In his play The Clouds, Aristophanes revisits an old theme; the old or traditional versus the new or innovative. The conservative anti-war author wrote against a changing Athens and chose the philosopher Socrates as a symbol of this change. To him, Socrates represented all that he disliked about a new Athens.

What does the chorus of clouds intimate about Strepsiades’s education of Pheidippides?

The Chorus of Clouds intimates that Strepsiades’s forcible education of Pheidippides will be his own undoing before turning to the audience, wheedling, bribing, and even threatening them for their approval of the play. Strepsiades’s day in court draws near and he goes to pick Pheidippides up at the school.

Why can’t Strepsiades sleep in the clouds?

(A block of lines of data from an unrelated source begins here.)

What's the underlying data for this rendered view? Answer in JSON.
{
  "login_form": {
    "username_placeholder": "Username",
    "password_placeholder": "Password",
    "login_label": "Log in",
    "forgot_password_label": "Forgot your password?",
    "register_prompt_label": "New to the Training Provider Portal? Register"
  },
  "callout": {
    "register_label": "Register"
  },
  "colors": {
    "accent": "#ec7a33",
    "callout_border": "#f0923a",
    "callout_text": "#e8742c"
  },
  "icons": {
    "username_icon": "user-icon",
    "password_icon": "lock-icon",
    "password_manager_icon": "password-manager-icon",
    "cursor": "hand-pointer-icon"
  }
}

The Clouds Strepsiades, the father of spend-thrift Pheidippides, cannot sleep because he is worried about the debts that he has incurred because of Pheidippides’s expensive passion for racehorses. Strepsiades calls in a Slave to bring him his accounts so that he may tabulate his debts.

What happened to Aristophanes’ the clouds?

It finished last, behind Cratinus’ The Wine-flask (a satire on his own drinking habits) and Ameipsias’ Connus. The outcome hurt Aristophanes’ pride deeply: dubbing it his masterpiece, in the parabasis of his next play (The Wasps), he attacked the audience for failing to appreciate the originality of The Clouds.

Why is Strepsiades worried about Pheidippides debt?

Strepsiades, the father of spend-thrift Pheidippides, cannot sleep because he is worried about the debts that he has incurred because of Pheidippides’s expensive passion for racehorses. Strepsiades calls in a Slave to bring him his accounts so that he may tabulate his debts.